You are viewing a plain text version of this content. The canonical link for it is here.
Posted to commits@spark.apache.org by we...@apache.org on 2019/04/04 01:58:31 UTC
[spark] branch master updated: [SPARK-27338][CORE] Fix deadlock in
UnsafeExternalSorter.SpillableIterator when locking both
UnsafeExternalSorter.SpillableIterator and TaskMemoryManager
This is an automated email from the ASF dual-hosted git repository.
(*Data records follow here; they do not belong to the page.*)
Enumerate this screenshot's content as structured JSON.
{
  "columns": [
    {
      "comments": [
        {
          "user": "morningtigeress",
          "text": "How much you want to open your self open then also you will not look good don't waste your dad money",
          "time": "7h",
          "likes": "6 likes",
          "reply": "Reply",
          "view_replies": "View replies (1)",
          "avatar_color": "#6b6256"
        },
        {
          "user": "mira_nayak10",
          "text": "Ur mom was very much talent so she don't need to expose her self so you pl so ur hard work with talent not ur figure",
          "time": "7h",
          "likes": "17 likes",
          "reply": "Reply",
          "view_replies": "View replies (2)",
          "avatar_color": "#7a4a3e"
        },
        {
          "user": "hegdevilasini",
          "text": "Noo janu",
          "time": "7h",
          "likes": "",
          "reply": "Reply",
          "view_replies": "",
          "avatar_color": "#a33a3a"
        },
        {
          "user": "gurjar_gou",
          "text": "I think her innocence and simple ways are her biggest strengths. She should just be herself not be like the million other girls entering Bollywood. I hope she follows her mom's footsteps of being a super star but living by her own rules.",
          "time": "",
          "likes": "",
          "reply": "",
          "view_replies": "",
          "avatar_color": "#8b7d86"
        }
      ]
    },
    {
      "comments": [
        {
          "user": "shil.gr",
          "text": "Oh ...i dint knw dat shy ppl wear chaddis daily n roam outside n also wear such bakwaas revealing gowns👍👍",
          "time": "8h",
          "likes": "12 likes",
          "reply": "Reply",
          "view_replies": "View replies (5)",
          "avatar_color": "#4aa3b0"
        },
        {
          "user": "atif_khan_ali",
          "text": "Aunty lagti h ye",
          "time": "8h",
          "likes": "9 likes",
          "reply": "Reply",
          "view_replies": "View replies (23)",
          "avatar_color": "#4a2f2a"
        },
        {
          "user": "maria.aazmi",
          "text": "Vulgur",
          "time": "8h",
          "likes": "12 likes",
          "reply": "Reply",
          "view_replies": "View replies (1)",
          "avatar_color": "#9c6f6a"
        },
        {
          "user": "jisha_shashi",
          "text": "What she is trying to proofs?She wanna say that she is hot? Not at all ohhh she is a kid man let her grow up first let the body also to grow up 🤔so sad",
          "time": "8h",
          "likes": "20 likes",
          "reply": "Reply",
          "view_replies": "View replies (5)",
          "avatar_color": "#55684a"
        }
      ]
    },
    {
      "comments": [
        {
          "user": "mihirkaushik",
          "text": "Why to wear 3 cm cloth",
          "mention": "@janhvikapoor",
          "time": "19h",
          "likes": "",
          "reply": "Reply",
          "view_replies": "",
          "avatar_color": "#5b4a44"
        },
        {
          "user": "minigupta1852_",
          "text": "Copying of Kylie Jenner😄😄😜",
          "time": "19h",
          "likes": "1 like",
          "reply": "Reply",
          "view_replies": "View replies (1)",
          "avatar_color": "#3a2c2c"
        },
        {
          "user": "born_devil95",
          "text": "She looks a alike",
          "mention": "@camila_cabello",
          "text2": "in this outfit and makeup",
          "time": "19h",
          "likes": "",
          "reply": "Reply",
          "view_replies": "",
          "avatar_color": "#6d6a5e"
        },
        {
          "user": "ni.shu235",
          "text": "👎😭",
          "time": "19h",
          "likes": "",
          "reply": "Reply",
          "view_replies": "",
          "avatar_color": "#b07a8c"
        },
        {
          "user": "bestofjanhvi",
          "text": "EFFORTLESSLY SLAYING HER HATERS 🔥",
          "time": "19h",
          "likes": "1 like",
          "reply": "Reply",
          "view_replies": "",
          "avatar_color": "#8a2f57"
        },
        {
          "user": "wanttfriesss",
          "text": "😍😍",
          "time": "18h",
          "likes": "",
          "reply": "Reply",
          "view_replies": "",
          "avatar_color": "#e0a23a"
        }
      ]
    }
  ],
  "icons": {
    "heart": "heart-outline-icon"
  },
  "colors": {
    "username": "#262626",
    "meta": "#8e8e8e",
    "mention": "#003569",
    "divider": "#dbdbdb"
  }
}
wenchen pushed a commit to branch master
in repository https://gitbox.apache.org/repos/asf/spark.git
The following commit(s) were added to refs/heads/master by this push:
new 6c4552c6 [SPARK-27338][CORE] Fix deadlock in UnsafeExternalSorter.SpillableIterator when locking both UnsafeExternalSorter.SpillableIterator and TaskMemoryManager
6c4552c6 is described below
commit 6c4552c65045cfe82ed95212ee7cff684e44288b
Author: Venkata krishnan Sowrirajan <vs...@qubole.com>
AuthorDate: Thu Apr 4 09:58:05 2019 +0800
[SPARK-27338][CORE] Fix deadlock in UnsafeExternalSorter.SpillableIterator when locking both UnsafeExternalSorter.SpillableIterator and TaskMemoryManager
## What changes were proposed in this pull request?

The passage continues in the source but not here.